她当时蹲在地上捡起婚书,坚定道:“爹,侯府聘礼丰厚,不仅能给您治病,还答应了为哥哥明年的春闱作保,试问有几家议亲时便这么诚意满满的!更何况那靖安侯,是与您一样守家卫国的大英雄,你们同样在西北受伤归来,我嫁给他、照顾她,一点也不委屈!”

她没说出口的是,药肆掌柜说再赊账就不给抓药了。哥哥科举遭受打压,明年春闱若无人作保,连考场恐怕都进不去。不借着侯府的势,他们一家早晚要被宋凌昀那厮坑死。

苏妈妈面色渐缓,向她投来赞赏的目光,似乎对她的大格局很是受用。

阿爹却摇摇头,心知她的乖女儿又开始讲歪理戴高帽了:“若真是好事,又怎会落到咱们家头上?”

林知微扬着脸,眉眼勾成月牙:“当然是因为我命好呀,不然怎么会有天赐良缘呢!”

轿辇拐入天波坊,靖安侯府的朱漆大门终于出现在眼前。

高祖亲自提笔,御赐匾额。“靖安侯府”四个烫金大字虽然有些剥落,却更加彰显百年簪缨世家的底蕴。
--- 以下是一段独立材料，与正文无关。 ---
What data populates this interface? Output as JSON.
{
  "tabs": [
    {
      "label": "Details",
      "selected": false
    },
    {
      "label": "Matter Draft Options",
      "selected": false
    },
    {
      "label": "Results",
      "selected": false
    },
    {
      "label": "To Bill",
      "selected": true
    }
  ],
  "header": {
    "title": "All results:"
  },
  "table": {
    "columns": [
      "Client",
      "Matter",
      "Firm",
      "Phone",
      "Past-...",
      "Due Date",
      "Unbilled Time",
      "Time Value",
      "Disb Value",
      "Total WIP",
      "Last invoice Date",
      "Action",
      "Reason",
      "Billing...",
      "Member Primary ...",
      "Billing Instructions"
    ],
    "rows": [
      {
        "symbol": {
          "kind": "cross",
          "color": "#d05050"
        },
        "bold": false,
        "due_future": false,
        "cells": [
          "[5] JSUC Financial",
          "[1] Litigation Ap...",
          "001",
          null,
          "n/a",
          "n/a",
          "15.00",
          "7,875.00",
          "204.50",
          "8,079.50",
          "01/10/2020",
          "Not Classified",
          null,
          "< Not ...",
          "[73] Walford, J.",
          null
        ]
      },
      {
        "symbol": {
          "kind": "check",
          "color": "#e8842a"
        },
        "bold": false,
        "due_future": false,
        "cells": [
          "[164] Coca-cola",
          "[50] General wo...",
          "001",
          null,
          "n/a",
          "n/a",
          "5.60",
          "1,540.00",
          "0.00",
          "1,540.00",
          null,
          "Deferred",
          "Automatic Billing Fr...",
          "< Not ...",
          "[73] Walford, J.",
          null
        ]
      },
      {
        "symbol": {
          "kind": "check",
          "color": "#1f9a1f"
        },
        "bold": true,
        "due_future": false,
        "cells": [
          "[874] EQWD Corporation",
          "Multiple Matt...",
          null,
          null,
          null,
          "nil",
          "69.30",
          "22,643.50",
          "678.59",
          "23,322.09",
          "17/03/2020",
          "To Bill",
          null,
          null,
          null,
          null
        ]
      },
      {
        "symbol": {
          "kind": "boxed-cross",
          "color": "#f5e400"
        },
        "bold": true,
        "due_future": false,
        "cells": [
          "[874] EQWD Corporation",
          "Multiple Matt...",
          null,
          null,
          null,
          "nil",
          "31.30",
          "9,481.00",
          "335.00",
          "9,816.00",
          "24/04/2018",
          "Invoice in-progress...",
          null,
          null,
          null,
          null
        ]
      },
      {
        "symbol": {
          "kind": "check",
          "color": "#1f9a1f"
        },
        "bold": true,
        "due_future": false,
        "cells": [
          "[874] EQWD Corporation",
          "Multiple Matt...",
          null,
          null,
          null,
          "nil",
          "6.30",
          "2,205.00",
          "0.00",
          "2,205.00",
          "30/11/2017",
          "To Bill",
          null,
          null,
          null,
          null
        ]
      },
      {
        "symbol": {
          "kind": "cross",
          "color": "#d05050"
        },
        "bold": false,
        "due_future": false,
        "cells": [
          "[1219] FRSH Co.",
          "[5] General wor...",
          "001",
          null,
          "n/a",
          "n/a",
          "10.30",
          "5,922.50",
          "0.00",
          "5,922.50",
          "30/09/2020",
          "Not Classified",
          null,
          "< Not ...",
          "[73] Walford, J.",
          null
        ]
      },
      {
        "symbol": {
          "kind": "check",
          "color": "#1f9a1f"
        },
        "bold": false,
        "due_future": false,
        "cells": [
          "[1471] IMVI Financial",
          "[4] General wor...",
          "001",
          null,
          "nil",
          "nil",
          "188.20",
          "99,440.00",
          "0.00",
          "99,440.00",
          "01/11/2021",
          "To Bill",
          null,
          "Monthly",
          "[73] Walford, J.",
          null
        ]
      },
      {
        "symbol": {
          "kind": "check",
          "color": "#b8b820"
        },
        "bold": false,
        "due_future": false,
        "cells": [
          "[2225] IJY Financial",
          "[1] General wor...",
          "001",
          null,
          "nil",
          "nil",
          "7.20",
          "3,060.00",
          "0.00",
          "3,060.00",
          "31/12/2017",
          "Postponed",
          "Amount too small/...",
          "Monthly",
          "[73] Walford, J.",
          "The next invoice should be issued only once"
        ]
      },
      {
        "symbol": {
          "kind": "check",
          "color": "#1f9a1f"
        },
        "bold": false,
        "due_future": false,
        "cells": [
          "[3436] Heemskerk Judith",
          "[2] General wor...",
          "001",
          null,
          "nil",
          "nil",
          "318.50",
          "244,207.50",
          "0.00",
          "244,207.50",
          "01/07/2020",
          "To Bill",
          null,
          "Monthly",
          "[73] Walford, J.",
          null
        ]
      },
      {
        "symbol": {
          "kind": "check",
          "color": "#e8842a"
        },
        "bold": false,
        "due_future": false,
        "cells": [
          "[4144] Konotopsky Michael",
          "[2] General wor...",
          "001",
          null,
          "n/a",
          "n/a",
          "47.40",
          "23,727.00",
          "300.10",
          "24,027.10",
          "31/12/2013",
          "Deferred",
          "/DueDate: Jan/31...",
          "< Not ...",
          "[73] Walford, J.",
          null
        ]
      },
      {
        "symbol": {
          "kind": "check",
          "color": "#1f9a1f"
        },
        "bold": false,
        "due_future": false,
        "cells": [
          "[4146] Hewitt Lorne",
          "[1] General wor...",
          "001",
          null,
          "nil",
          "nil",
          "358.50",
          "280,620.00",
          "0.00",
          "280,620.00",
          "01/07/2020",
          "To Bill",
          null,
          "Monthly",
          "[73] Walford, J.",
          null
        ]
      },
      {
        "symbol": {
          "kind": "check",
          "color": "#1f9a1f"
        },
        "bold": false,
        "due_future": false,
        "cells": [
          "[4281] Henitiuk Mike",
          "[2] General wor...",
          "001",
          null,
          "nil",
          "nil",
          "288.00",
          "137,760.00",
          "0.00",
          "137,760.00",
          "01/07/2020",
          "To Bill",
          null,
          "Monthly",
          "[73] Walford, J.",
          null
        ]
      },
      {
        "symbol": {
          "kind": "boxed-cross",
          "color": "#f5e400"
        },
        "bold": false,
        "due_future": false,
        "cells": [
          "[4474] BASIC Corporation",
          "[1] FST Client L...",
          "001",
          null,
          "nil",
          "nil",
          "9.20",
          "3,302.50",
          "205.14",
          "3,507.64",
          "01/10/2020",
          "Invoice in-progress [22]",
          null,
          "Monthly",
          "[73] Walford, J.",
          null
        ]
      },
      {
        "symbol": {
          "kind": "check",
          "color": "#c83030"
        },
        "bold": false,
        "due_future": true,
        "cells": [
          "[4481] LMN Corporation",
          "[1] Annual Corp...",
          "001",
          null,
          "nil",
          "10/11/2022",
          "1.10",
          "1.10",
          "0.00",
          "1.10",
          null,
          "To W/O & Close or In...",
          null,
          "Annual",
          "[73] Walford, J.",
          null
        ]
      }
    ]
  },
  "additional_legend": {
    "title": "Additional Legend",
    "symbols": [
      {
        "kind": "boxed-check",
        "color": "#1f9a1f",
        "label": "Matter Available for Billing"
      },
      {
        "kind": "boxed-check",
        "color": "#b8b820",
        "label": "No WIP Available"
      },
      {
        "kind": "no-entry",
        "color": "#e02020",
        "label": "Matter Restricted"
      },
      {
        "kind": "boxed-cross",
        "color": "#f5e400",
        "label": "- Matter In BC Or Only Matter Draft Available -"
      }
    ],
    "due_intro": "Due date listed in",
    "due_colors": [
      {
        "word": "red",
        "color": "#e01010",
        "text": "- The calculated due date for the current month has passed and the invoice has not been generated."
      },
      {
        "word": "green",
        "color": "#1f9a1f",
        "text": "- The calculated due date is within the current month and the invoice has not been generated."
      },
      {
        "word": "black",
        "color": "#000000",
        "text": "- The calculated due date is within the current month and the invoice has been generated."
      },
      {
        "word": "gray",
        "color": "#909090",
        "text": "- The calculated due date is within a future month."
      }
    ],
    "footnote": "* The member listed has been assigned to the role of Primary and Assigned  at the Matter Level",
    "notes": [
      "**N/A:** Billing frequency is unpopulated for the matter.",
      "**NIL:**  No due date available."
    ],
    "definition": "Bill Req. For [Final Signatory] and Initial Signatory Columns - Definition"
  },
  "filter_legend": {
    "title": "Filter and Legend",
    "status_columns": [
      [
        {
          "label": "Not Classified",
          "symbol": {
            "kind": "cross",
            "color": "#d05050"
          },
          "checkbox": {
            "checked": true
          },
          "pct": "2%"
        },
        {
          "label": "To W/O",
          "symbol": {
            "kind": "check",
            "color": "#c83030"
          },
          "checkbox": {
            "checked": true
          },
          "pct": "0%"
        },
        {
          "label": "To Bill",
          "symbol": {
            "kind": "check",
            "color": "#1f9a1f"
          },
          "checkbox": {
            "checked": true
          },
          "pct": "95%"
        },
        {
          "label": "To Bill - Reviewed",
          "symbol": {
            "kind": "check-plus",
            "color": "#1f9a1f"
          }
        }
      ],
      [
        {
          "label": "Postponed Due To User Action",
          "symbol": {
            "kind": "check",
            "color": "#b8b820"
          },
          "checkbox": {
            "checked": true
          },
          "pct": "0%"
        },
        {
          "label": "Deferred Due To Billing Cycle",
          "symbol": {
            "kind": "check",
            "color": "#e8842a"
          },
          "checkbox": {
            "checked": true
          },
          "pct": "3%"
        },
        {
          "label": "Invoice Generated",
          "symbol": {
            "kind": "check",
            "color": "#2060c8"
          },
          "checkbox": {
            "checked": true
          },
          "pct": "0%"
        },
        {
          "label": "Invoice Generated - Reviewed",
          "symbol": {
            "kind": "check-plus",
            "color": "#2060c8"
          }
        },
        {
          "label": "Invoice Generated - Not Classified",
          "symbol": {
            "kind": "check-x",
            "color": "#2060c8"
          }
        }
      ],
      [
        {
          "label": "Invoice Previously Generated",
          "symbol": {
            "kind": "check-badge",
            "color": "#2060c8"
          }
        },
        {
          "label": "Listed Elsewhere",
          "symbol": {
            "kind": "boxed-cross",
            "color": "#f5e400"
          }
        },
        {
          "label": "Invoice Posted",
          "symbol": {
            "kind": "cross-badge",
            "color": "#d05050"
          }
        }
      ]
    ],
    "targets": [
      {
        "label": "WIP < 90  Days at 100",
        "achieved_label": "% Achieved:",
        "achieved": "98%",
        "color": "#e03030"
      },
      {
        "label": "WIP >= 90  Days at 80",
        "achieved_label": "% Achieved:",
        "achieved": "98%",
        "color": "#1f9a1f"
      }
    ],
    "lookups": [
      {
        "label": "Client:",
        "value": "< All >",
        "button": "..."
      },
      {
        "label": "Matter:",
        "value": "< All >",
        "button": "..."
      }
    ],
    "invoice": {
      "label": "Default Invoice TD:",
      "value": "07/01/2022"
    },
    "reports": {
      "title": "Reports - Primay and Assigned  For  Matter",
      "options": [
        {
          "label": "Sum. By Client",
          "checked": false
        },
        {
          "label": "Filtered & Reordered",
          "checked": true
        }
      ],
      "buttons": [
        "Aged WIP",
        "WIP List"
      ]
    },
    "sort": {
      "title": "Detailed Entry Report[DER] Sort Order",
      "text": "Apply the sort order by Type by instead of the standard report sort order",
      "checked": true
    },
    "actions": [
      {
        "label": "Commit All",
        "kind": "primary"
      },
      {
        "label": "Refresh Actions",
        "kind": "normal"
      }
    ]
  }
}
她耳边响起下聘时,苏妈妈说的话:“姑娘是明白人。只要您应下这门亲事,侯府便是林家的倚仗,保你们在汴京城再无后顾之忧。”

清晨,靖安侯府知著院内。

沈恕平卧在榻,曾经在战场上横刀立马的宽厚肩背,如今却纤薄见骨,好似轻捏即碎。

黑影悄然落下,轻声禀报:“侯爷,林小娘子已安然上娇,另有一事……”

沈恕眼皮微掀,深邃眉眼下的剪影,扫过鼻头一侧的深褐小痣,透出破碎般的俊美。

然而,待那双眼完全睁开,慵懒迅速褪尽,幽深双瞳中冷光积聚,直射向来人。

拂尘忙垂下视线:“永宁伯府的宋凌昀,今日曾在通利坊的茶馆露过面,远远看了迎亲的仪仗。”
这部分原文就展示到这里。